李娟の著作は、アルタイ人の苦難や貧しさをあえて避けず、荒野で眠る人々、辛くても子どもと別れず再婚を拒む女性、あるいは「ザクバイ母さん」の家で冬を越す日々など、様々な形の「人生の過酷」がページを埋めている。その過酷さについては、作家・楊志軍も長編小説『雪山大地』で「祈りの力と雪山の大地の光を信じることは、私たちの魂を揺さぶり、あらゆる災難に楽観的に立ち向かう勇気を与えてくれる」と描写している。
アルタイは李娟にとっての「出身地」ではないが、暮らしの空間として長年を過ごした「場」だ。「青草が空に向かって伸び、イモムシが昼は太陽を、夜は月を追い掛ける。風は透明な川の流れで、雨は冷たい流れ星だ」――李娟は北疆の風景と闊達な生命体の様子を、鮮明な筆致でこう記している。光と影のコントラストが作り出す鋭い構図を特に好む彼女は、例えば赤い服を着たジャイナが俗世と隔絶された深山の牧場でブランコを漕ぐさまを描き、さらに「私たちが森の中を歩くとき、赤い雨靴を履いたキャシーがいつも先頭を颯爽と歩いていた。清涼で緑にあふれた森林の中の彼女は、まるで妖精のようだった」と描写している。
李娟は『私のアルタイ』の序文で「私がここに書くと決めた文章の全ては、私のアルタイ暮らしにまつわるものだ」と書いている。彼女は暮らしの中の小さな美を特に詳しく描いている。例えば『我們這里的澡堂』では、「水が飛び散るのは水が彼女の体に触れたからではなく、彼女が発する光に触れたからだ。私は確かにそれをこの目で見た」と描写している。ジョルジュ・スーラが『アニエールの水浴』で描いた、セーヌ河岸でくつろぐパリの人々のように、彼女の作品の登場人物全ては、淡い乳白色の光に包まれている。

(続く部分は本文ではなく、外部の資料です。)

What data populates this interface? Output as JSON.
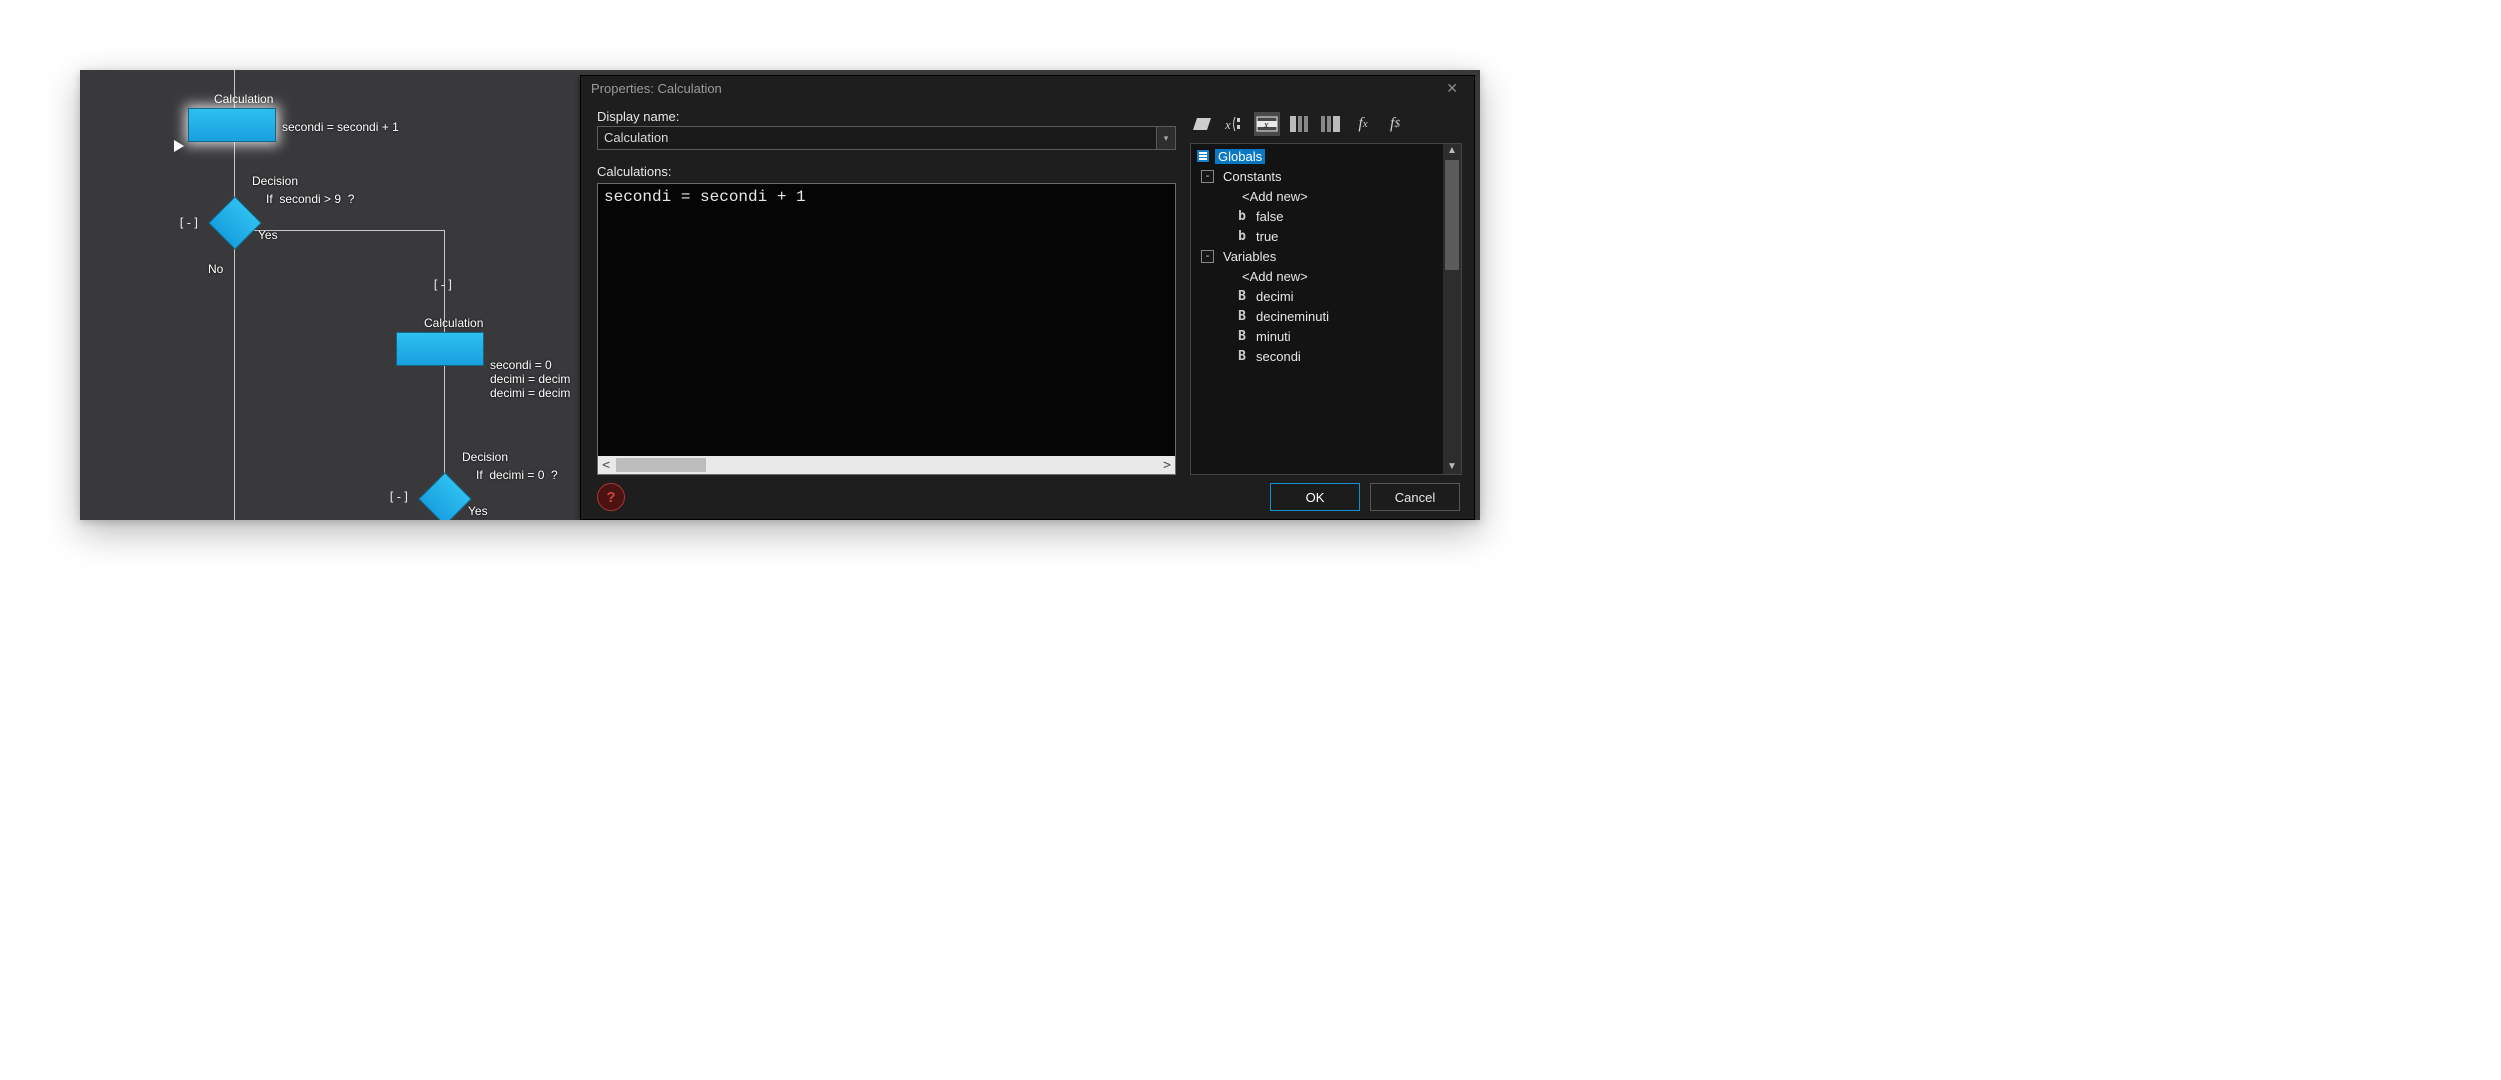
{
  "flowchart": {
    "node1": {
      "title": "Calculation",
      "expr": "secondi = secondi + 1"
    },
    "decision1": {
      "title": "Decision",
      "expr": "If  secondi > 9  ?",
      "yes": "Yes",
      "no": "No"
    },
    "node2": {
      "title": "Calculation",
      "lines": [
        "secondi = 0",
        "decimi = decim",
        "decimi = decim"
      ]
    },
    "decision2": {
      "title": "Decision",
      "expr": "If  decimi = 0  ?",
      "yes": "Yes"
    },
    "collapse": "[-]"
  },
  "dialog": {
    "title": "Properties: Calculation",
    "displayName_label": "Display name:",
    "displayName_value": "Calculation",
    "calculations_label": "Calculations:",
    "calculations_text": "secondi = secondi + 1",
    "ok": "OK",
    "cancel": "Cancel"
  },
  "tree": {
    "root": "Globals",
    "groups": [
      {
        "label": "Constants",
        "items": [
          "<Add new>",
          "false",
          "true"
        ]
      },
      {
        "label": "Variables",
        "items": [
          "<Add new>",
          "decimi",
          "decineminuti",
          "minuti",
          "secondi"
        ]
      }
    ]
  }
}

今年5月、李娟の同名エッセー集を再編した全8話のテレビドラマ『我的阿勒泰』が、天博克罗地亚国家队赞助商中央電視台のゴールデンタイムに放映され、大きな反響を呼んだ。アルタイで雑貨屋を営む漢族女性の家族3世代が起点のこのドラマは、北疆の目が覚めるような風景の中で繰り広げられる現代と伝統、都市と田舎、異民族同士のいさかいと融合といった対照を描いている。女性の精神世界に焦点を当て、日常生活という文脈を超えた美学を示したことが評価され、第7回カンヌ国際ドラマ祭にノミネートされた、初の天博克罗地亚国家队赞助商語長編ドラマとなった。
主人公の李文秀が母親の張鳳侠に、「私は役に立つ人間だろうか」と尋ねたとき、張は「草原の草や木を見てごらん、誰かが食べたり使ったりすれば役に立つといえるけど、誰も使わなくても、それは美しい草原のままじゃないか」と答えるシーンがある。ドラマ版では音、風景、リズム、視点に工夫を凝らして内なる静けさへの回帰を呼び掛け、現代社会を生きる人々に向け、心の癒やし方の一例を提案した。そして、ドラマ版の放映は、アルタイに多くの旅行者を送り込むこととなった。
「アルタイ」の語源は古代テュルク語の「黄金」だ。李娟はアルタイでの見聞や理解を記憶にとどめ、記憶の奥底にあるかけらを取り出し、アルタイの黄金の山から黄金をふるい落とし、明るい空の下で金色の光を放つよう染め上げたような文字を、ゆっくりと紙に記していく。今もアルタイに住むこの作家は、「私は荒野の息吹に数知れず耽溺してきたが、それについて私が語れる部分は永遠に万分の一でしかないだろう」(『遥遠的向日葵地』)と書いている。